サーバから片方のボリュームへのアクセスを停止します。
サーバからのアクセスを停止したボリュームについて、[ボリュームアクセス]に[無効]を指定してペアを強制削除します。
[無効]を指定して強制削除したボリュームからは、仮想LDEV IDが削除され、仮想属性にGAD予約が割り当てられます。仮想属性にGAD予約が割り当てられると、サーバからそのボリュームへアクセスできなくなります。
サーバからのアクセスを継続するボリュームについて、[ボリュームアクセス]に[有効]を指定してペアを強制削除します。
GADペアとUniversal Replicator(UR)ペアとがボリュームを共有している場合、GADペアを強制的に削除するときは、URペアおよびデルタリシンク用URペアを先に削除してください。
前提条件
必要なロール:ストレージ管理者(プロビジョニング)ロール
[リモートレプリケーション]画面または[ペアプロパティ参照]画面で、プライマリボリュームとセカンダリボリュームの[I/O モード]が[ブロック]であること。
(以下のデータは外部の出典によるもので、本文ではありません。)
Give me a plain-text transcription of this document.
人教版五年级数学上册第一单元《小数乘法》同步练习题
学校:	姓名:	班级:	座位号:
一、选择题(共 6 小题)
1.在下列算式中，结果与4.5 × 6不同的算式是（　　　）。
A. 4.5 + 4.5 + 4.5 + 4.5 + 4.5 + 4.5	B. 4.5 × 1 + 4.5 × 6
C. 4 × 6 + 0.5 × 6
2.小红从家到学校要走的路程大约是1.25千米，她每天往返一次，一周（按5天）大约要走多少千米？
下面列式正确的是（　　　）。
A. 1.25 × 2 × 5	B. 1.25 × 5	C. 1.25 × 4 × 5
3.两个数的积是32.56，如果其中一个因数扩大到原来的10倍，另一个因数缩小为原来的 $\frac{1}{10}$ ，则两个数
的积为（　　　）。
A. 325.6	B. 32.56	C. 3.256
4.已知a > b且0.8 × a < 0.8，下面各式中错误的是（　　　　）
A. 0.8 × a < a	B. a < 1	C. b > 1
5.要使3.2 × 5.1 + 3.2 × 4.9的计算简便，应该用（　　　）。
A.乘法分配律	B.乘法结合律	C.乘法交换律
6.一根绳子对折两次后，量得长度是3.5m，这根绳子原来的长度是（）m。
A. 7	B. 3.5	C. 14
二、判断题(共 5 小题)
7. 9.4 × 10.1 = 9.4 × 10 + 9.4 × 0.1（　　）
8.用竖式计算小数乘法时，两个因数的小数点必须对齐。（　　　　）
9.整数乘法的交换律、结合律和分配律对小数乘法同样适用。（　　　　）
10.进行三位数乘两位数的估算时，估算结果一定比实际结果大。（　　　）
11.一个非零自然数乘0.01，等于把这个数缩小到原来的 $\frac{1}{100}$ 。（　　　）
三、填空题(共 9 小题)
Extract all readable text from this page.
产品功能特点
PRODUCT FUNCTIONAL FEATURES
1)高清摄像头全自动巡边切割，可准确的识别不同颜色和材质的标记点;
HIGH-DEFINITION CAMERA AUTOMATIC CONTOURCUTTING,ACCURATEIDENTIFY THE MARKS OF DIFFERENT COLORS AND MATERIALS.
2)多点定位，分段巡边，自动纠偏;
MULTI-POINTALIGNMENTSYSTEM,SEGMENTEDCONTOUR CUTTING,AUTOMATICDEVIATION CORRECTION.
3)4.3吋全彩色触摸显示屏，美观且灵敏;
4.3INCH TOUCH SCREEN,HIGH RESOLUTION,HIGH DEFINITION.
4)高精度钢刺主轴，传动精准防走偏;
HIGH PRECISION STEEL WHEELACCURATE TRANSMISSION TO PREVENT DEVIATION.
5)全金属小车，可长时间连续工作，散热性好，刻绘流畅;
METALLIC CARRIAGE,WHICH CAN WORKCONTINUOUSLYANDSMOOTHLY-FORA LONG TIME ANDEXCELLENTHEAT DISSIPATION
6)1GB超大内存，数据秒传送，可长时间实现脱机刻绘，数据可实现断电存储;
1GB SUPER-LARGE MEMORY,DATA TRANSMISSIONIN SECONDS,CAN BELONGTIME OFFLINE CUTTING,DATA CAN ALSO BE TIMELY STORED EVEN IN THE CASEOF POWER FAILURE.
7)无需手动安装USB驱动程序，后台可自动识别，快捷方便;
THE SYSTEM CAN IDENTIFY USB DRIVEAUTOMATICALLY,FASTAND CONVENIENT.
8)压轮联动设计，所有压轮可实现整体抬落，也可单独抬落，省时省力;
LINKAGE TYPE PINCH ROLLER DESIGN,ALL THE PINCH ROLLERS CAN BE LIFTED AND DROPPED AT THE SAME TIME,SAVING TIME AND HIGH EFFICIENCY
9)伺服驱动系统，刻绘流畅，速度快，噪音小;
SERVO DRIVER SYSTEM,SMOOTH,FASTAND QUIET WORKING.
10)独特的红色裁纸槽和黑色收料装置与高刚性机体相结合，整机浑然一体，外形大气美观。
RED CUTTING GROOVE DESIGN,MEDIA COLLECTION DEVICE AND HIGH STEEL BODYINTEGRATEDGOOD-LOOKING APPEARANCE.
プライマリボリュームとセカンダリボリュームのI/Oモードが両方ともブロックのときだけ、[強制]を選択してください。I/Oモードがブロック以外の場合で、GADペアを強制削除したいときは、お問い合わせください。
操作手順
次のどちらかの方法で、[リモートレプリケーション]画面を表示します。
Hitachi Command Suiteを使用する場合:
[リソース]タブで[ストレージシステム]ツリーを展開します。ローカルストレージシステムを右クリックし、[リモートレプリケーション]を選択します。
Storage Navigatorを使用する場合:
[ストレージシステム]ツリーから[レプリケーション]‐[リモートレプリケーション]を選択します。
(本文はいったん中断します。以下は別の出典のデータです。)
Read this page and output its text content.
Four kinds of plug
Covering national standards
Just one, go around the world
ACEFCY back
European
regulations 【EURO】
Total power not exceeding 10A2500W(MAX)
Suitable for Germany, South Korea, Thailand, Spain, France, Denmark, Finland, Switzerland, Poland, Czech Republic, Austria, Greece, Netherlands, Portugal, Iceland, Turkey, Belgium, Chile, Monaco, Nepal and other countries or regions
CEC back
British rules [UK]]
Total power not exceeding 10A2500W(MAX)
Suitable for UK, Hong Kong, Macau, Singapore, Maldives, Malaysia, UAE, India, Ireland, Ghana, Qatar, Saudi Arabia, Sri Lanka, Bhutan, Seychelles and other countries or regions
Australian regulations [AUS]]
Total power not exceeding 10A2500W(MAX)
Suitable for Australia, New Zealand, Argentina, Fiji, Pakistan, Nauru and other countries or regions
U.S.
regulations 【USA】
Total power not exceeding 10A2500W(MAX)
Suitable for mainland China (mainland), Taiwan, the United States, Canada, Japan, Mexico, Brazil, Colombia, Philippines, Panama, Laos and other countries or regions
[GADペア]タブで削除したいペアのチェックボックスを選択し、次のどちらかの方法で[ペア削除]画面を表示します。
[他のタスク]‐[ペア削除]をクリックします。
[アクション]メニューから[リモートレプリケーション]‐[ペア削除]を選択します。
[選択したペア]テーブルに削除したいペアが表示されていることを確認します。
[削除モード]で[強制]を選択します。
[ボリュームアクセス]で、ペアを削除したあとでサーバからアクセスさせるかどうかを選択します。
ローカルストレージシステムのボリュームの仮想LDEV IDを残し、サーバからアクセスさせるときは[有効]を、ローカルストレージシステムのボリュームの仮想LDEV IDを削除し、サーバからアクセスさせないときは[無効]を選択します。
[完了]をクリックします。
[設定確認]画面で設定内容を確認し、[タスク名]にタスク名を入力します。
[適用]をクリックして設定をストレージシステムに適用します。
設定した内容はタスクとしてキューイングされ、順に実行されます。
ウィザードを閉じたあとに[タスク]画面を自動的に表示するには、ウィザードで[「適用」をクリックした後にタスク画面を表示]を選択して、[適用]をクリックします。
[タスク]画面で、操作結果を確認します。
実行前であれば、[タスク]画面でタスクを一時中断したりキャンセルしたりできます。
ペアを削除したら、[リモートレプリケーション]画面で、削除したGADペアが表示されないことを確認します。
ペア削除操作の状況を確認するには、Storage Navigatorメイン画面の右上にある更新ボタンをクリックして[リモートレプリケーション]画面の情報を更新するか、[ペアプロパティ参照]画面で詳細な状態情報を表示してください。